Kristian Mehringer (44) war acht Jahre für das Deutsche Biathlon Nationalteam der Damen als Chefcoach zuständig. In seinen Wirkungskreis fielen u. a. die großen Erfolge von Laura Dahlmeier, Denise Herrmann-Wick und zuletzt von Franziska Preuß. Im Dezember 2025 wurde er vom Deutschen Olympischen Sportbund zum Trainer des Jahres 2025 ausgezeichnet. Wie der Deutsche Skiverband mitteilte, schlägt Mehringer auf eigenen Wunsch einen neuen Weg ein. Er übernimmt die Rolle als Leiter der Athletenentwicklung/Head of Development. Wie er im Interview mit chiemgau.24 angab, ist er dafür zuständig Profile von Nachwuchs-Biathleten bis zum IBU-Cup zu erstellen um mit ihnen den Anschluss zum Weltcup zu finden. „Gerade in dieser letzten Phase gehen uns viele Talente verloren. Dem will ich mit meiner neuen Tätigkeit entgegensteuern.“ Zur konkreten Tätigkeit gibt er in dem Interview an: „Es wird eine Mischung aus Home-Office und vor Ort sein, das heißt, ich bin flexibler. Vor Ort heißt, ich werde speziell ein Auge auf den Nachwuchs richten. Da war ich ja früher auch Trainer. Ich werde diese jungen Sportler begleiten und fördern. Das ist jetzt die nächsten vier Jahre mein Job und danach sage ich: Schaun ma mal!“ Mehringer hatte gegenüber chiemgau.24  weiter angegeben, dass der Entschluss in ihm gereift sei, er sich weiterentwickeln und mehr Zeit für seine Familie haben möchte. Darüber hinaus ist er der Meinung, dass der Neubeginn der Mannschaft gut tut.    

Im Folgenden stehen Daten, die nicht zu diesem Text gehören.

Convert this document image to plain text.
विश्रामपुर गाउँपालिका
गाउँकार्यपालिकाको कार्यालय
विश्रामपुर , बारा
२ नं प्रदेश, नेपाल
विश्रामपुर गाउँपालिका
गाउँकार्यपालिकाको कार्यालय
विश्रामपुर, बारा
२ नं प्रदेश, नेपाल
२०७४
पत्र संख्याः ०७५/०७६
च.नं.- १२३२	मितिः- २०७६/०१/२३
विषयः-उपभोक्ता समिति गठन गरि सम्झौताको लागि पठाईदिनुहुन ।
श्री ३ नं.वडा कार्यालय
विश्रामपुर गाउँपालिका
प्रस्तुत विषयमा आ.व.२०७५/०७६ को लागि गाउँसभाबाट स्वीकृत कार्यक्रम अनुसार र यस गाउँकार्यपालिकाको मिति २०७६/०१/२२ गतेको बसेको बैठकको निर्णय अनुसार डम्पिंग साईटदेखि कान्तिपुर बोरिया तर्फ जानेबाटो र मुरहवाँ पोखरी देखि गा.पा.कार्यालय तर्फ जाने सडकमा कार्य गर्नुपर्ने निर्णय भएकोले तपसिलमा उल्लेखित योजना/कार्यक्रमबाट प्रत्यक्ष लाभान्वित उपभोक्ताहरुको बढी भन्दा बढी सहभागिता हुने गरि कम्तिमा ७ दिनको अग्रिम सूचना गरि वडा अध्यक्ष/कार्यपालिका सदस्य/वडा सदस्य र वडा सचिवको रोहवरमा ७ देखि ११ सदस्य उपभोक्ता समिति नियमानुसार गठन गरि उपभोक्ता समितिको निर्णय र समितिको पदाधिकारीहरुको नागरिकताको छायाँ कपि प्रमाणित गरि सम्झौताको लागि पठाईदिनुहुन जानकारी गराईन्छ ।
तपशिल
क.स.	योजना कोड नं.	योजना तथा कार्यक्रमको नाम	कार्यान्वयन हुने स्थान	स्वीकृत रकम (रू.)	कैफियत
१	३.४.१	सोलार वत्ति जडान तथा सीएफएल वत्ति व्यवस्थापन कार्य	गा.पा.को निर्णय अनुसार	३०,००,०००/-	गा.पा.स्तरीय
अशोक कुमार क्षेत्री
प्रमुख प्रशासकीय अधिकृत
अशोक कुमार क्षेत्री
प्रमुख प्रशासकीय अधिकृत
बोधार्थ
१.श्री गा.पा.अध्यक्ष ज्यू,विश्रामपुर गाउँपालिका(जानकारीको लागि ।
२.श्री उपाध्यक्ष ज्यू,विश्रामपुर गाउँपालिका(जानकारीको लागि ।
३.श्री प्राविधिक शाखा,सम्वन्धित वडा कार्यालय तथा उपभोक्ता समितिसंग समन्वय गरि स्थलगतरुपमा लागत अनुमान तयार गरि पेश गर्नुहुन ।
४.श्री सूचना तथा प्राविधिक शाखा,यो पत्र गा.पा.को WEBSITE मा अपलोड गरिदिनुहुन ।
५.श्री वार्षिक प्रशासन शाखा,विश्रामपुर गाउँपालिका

Johannes Kühn beendet Biathlon-Karriere

Der 34jährige Johannes Kühn gab zum Start in die Vorbereitung auf die Biathlon-Saison 2026/27 auf Instagram bekannt, dass er seine lange Karriere beendet. „Nach 24 Jahren Biathlon ist es Zeit, meine aktive Karriere zu beenden,“ schrieb er. Die Bronzemedaille mit der Herren-Staffel bei der Biathlon Weltmeisterschaft in der Lenzerheide war sein größter Erfolg. Im Jahr darauf konnte er sich keinen Startplatz für die Weltcup-Mannschaft erarbeiten und startete durchwegs im IBU-Cup. Lediglich in Oberhof und Ruhpolding bekam er eine letzte Chance, sich vielleicht sogar noch für die Olympischen Winterspiele in Mailand Cortina zu qualifizieren. Rang 37 in der Verfolgung von Oberhof war dabei sein bestes Resultat, später bei der Europameisterschaft in Sjusjoen wurde er in der Verfolgung Zwölfter. Seinen einzigen Weltcupsieg feierte Kühn am 10. Dezember 2021 im Sprint von Hochfilzen. Kühn galt lange als einer der schnellsten Biathleten in der Loipe, aber am Schießstand trennte sich manches Mal die Spreu vom Weizen. In seinem Abschlussstatement schrieb er launig: „Habe ich viele gute Ergebnisse verschossen, bestimmt. Das ist Biathlon.“ Ob der Vater einer kleinen Tochter dem Biathlon erhalten bleibt oder wo sein Weg jetzt hinführt, ließ er offen.